Under federal regulations, employers with 20 or more employers are subject to COBRA requirements. This is nothing new – COBRA has been around since 1985. What is new, however, is the question being raised by new a new law that makes it easier for small employers to band together to qualify for Association Health Plan group rates. Does doing so mean that small employers are now subject to federal COBRA requirements?
It’s a tricky question with serious consequences, so we’ve put together some information to help you get to the bottom of it.
The New Association Health Plan Rules
The Department of Labor recently published a Final Rule regarding Association Health Plans (AHPs). According to the DOL Fact Sheet, the Final Rule impacts small business owners, as well as the employees of small businesses and the family members of working owners and employees. It expands upon previous AHP rules to create new options and is expected to impact millions of Americans.
According to the DOL’s Association Health Plans: ERISA Compliance Assistance, “AHPs and other covered group health plans must comply with health care continuation coverage provisions under the Consolidated Omnibus Budget Reconciliation Act of 1985 (COBRA), and the health care protections provided in the Health Insurance Portability and Accountability Act (HIPAA), the Affordable Care Act, the Mental Health Parity and Addiction Equity Act, and other group health plan laws.”
An Association Health Plan allows a group or association of employers to collectively sponsor a group health plan to provide coverage to employees of the various member groups. This is considered an ERISA-covered plan, and it is simultaneously a group health plan and a multiple employer welfare arrangement (MEWA).
COBRA Compliance Issues
Federal COBRA regulations apply to employers with 20 or more employees. To determine whether an employer is subject to COBRA, part-time employees are included as a fraction of a full-time employee based on hours worked.

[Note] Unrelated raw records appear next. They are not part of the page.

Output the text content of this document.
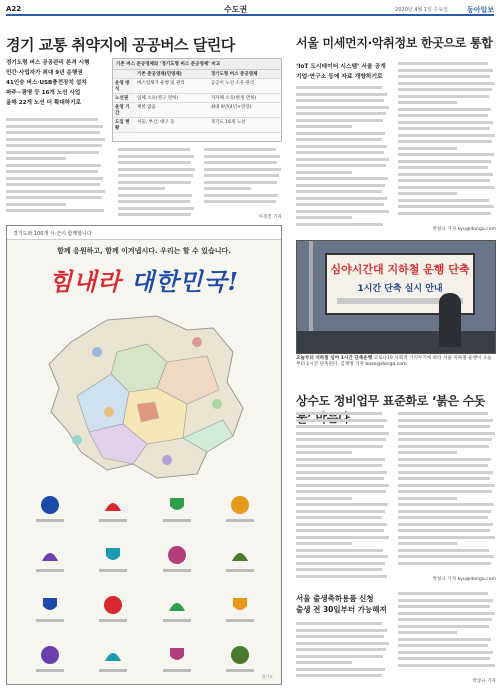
A22	수도권	2020년 4월 1일 수요일	동아일보
경기 교통 취약지에 공공버스 달린다
경기도형 버스 공공관리 본격 시행
민간·사업자가 최대 9년 운행권
41인승 버스·USB충전장치 설치
파주~광명 등 16개 노선 사업
올해 22개 노선 더 확대하기로
기존 버스 준공영제와 ‘경기도형 버스 준공영제’ 비교
	기존 준공영제(민영제)	경기도형 버스 준공영제
운영 방식	버스업체가 운행 및 관리	공공이 노선 소유·관리
노선권	업체 소유(영구 면허)	지자체 소유(한정 면허)
운영 기간	제한 없음	최대 9년(4년+연장)
도입 현황	서울, 부산, 대구 등	경기도 16개 노선
이경진 기자
서울 미세먼지·악취정보 한곳으로 통합
‘IoT 도시데이터 시스템’ 서울 공개
기업·연구소 등에 자료 개방하기로
박창규 기자 kyu@donga.com
심야시간대 지하철 운행 단축
1시간 단축 실시 안내
오늘부터 지하철 심야 1시간 단축운행 코로나19 사회적 거리두기에 따라 서울 지하철 운행이 오늘부터 1시간 단축된다. 김재명 기자 base@donga.com
상수도 정비업무 표준화로 ‘붉은 수돗
박창규 기자 kyu@donga.com
서울 출생축하용품 신청
출생 전 30일부터 가능해져
박창규 기자
경기도와 100개 시·군이 함께합니다
함께 응원하고, 함께 이겨냅시다. 우리는 할 수 있습니다.
힘내라 대한민국!
경기도
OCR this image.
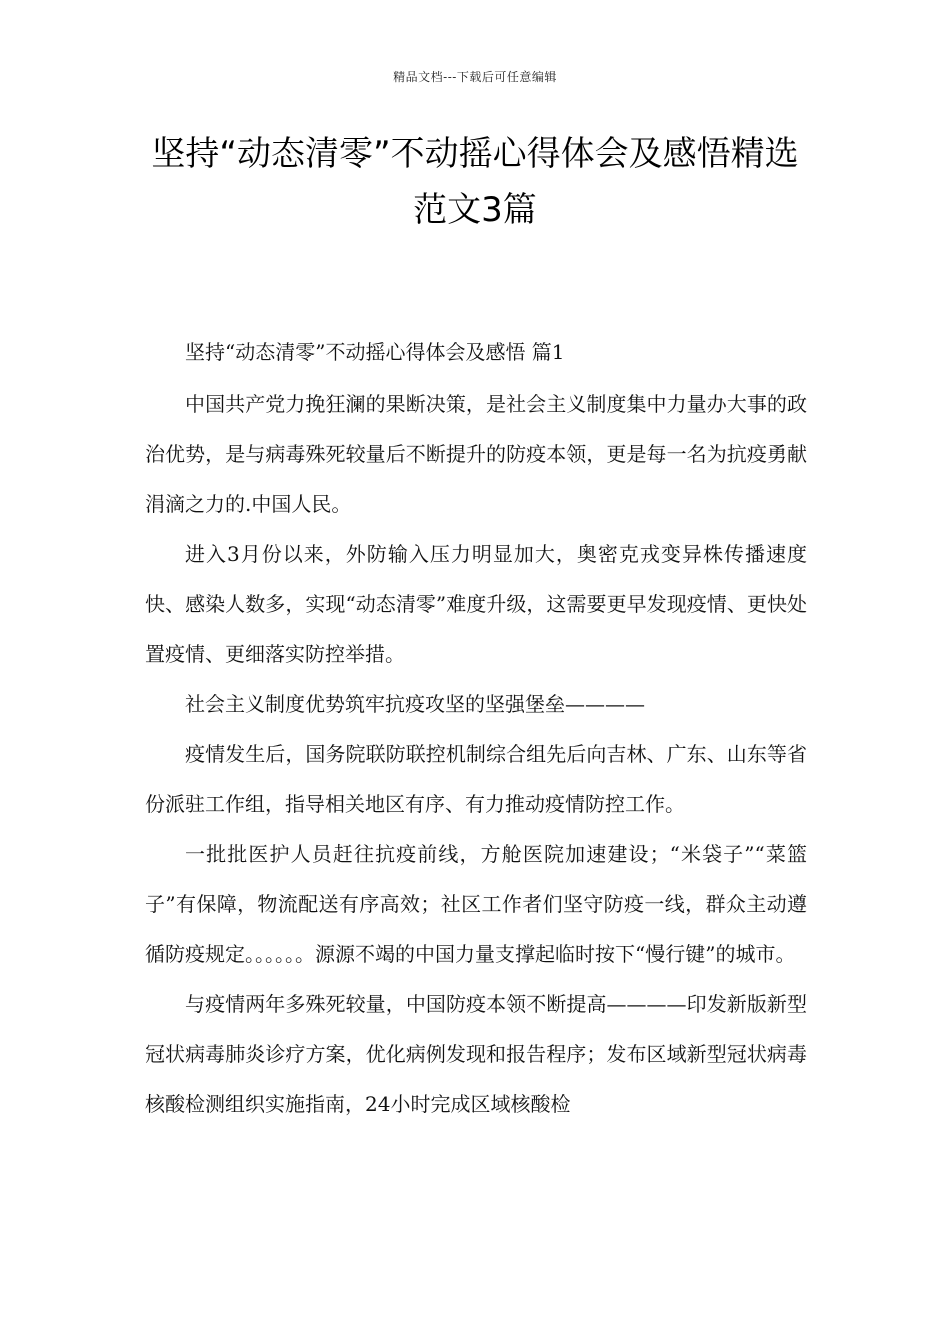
精品文档---下载后可任意编辑
坚持“动态清零”不动摇心得体会及感悟精选范文3篇

坚持“动态清零”不动摇心得体会及感悟 篇1

中国共产党力挽狂澜的果断决策，是社会主义制度集中力量办大事的政治优势，是与病毒殊死较量后不断提升的防疫本领，更是每一名为抗疫勇献涓滴之力的.中国人民。

进入3月份以来，外防输入压力明显加大，奥密克戎变异株传播速度快、感染人数多，实现“动态清零”难度升级，这需要更早发现疫情、更快处置疫情、更细落实防控举措。

社会主义制度优势筑牢抗疫攻坚的坚强堡垒————

疫情发生后，国务院联防联控机制综合组先后向吉林、广东、山东等省份派驻工作组，指导相关地区有序、有力推动疫情防控工作。

一批批医护人员赶往抗疫前线，方舱医院加速建设；“米袋子”“菜篮子”有保障，物流配送有序高效；社区工作者们坚守防疫一线，群众主动遵循防疫规定。。。。。。源源不竭的中国力量支撑起临时按下“慢行键”的城市。

与疫情两年多殊死较量，中国防疫本领不断提高————印发新版新型冠状病毒肺炎诊疗方案，优化病例发现和报告程序；发布区域新型冠状病毒核酸检测组织实施指南，24小时完成区域核酸检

However, when employers combine forces to offer a group health plan, this gets more complicated.
The DOL clearly affirms that AHAs are considered MEWAs and are subject to ERISA compliance. So what does this mean for COBRA?

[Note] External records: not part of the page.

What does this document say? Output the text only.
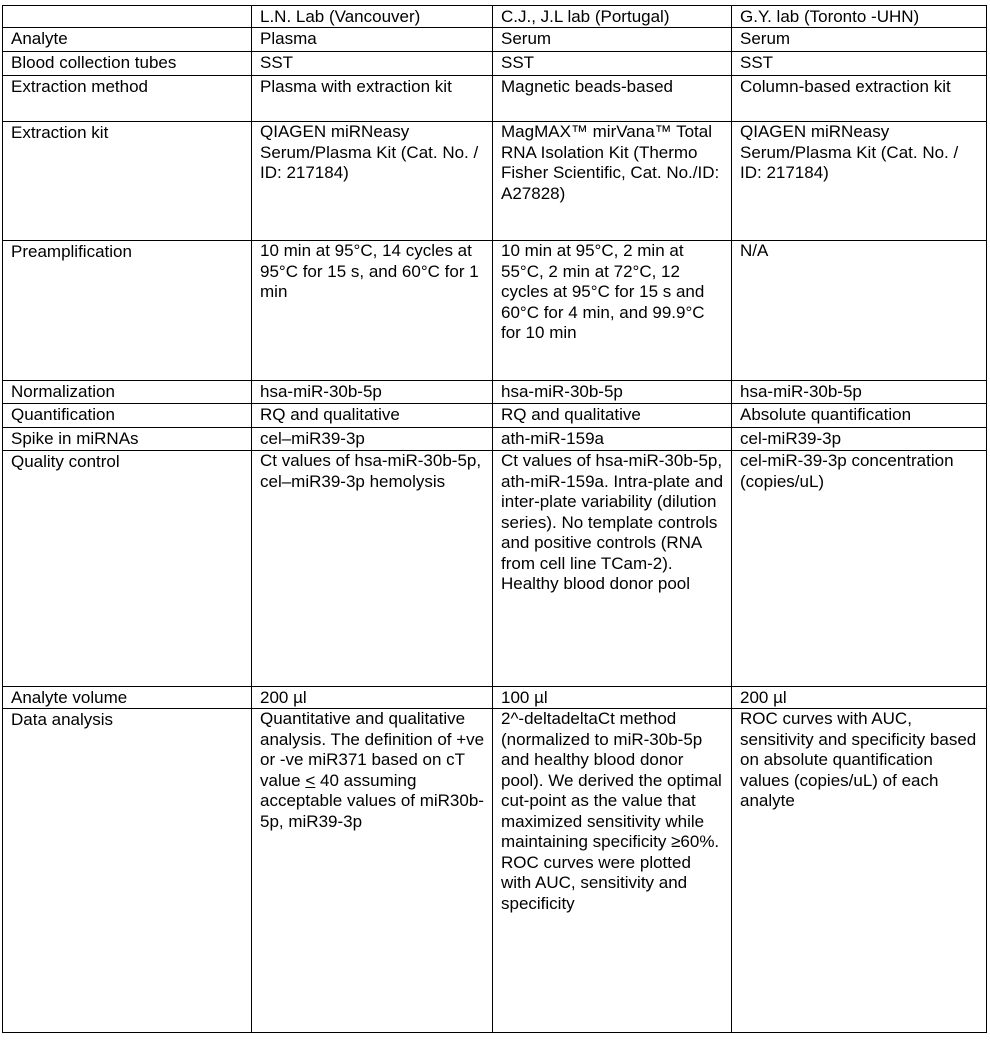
	L.N. Lab (Vancouver)	C.J., J.L lab (Portugal)	G.Y. lab (Toronto -UHN)
Analyte	Plasma	Serum	Serum
Blood collection tubes	SST	SST	SST
Extraction method	Plasma with extraction kit	Magnetic beads-based	Column-based extraction kit
Extraction kit	QIAGEN miRNeasy Serum/Plasma Kit (Cat. No. / ID: 217184)	MagMAX™ mirVana™ Total RNA Isolation Kit (Thermo Fisher Scientific, Cat. No./ID: A27828)	QIAGEN miRNeasy Serum/Plasma Kit (Cat. No. / ID: 217184)
Preamplification	10 min at 95°C, 14 cycles at 95°C for 15 s, and 60°C for 1 min	10 min at 95°C, 2 min at 55°C, 2 min at 72°C, 12 cycles at 95°C for 15 s and 60°C for 4 min, and 99.9°C for 10 min	N/A
Normalization	hsa-miR-30b-5p	hsa-miR-30b-5p	hsa-miR-30b-5p
Quantification	RQ and qualitative	RQ and qualitative	Absolute quantification
Spike in miRNAs	cel–miR39-3p	ath-miR-159a	cel-miR39-3p
Quality control	Ct values of hsa-miR-30b-5p, cel–miR39-3p hemolysis	Ct values of hsa-miR-30b-5p, ath-miR-159a. Intra-plate and inter-plate variability (dilution series). No template controls and positive controls (RNA from cell line TCam-2). Healthy blood donor pool	cel-miR-39-3p concentration (copies/uL)
Analyte volume	200 µl	100 µl	200 µl
Data analysis	Quantitative and qualitative analysis. The definition of +ve or -ve miR371 based on cT value ≤ 40 assuming acceptable values of miR30b-5p, miR39-3p	2^-deltadeltaCt method (normalized to miR-30b-5p and healthy blood donor pool). We derived the optimal cut-point as the value that maximized sensitivity while maintaining specificity ≥60%. ROC curves were plotted with AUC, sensitivity and specificity	ROC curves with AUC, sensitivity and specificity based on absolute quantification values (copies/uL) of each analyte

While MEWAs have advantages, they also have drawbacks. As Bloomberg BNA explains, various states have taken steps to regulate MEWAs and AHPs, and they don’t want the new rule to challenge that. An AHP’s status as a MEWA may have significant implications in states with strict regulations.
Additionally, if a MEWA is interpreted as a single plan, this could impact whether members – who may have fewer than 20 employees each but 20 or more employees total – are subject to COBRA.
This information is meant to raise awareness of emerging issues. It is not legal advice. Employers interested in pursuing AHP options should consult with legal counsel. We will keep you posted if and when more guidance is posted by the DOL.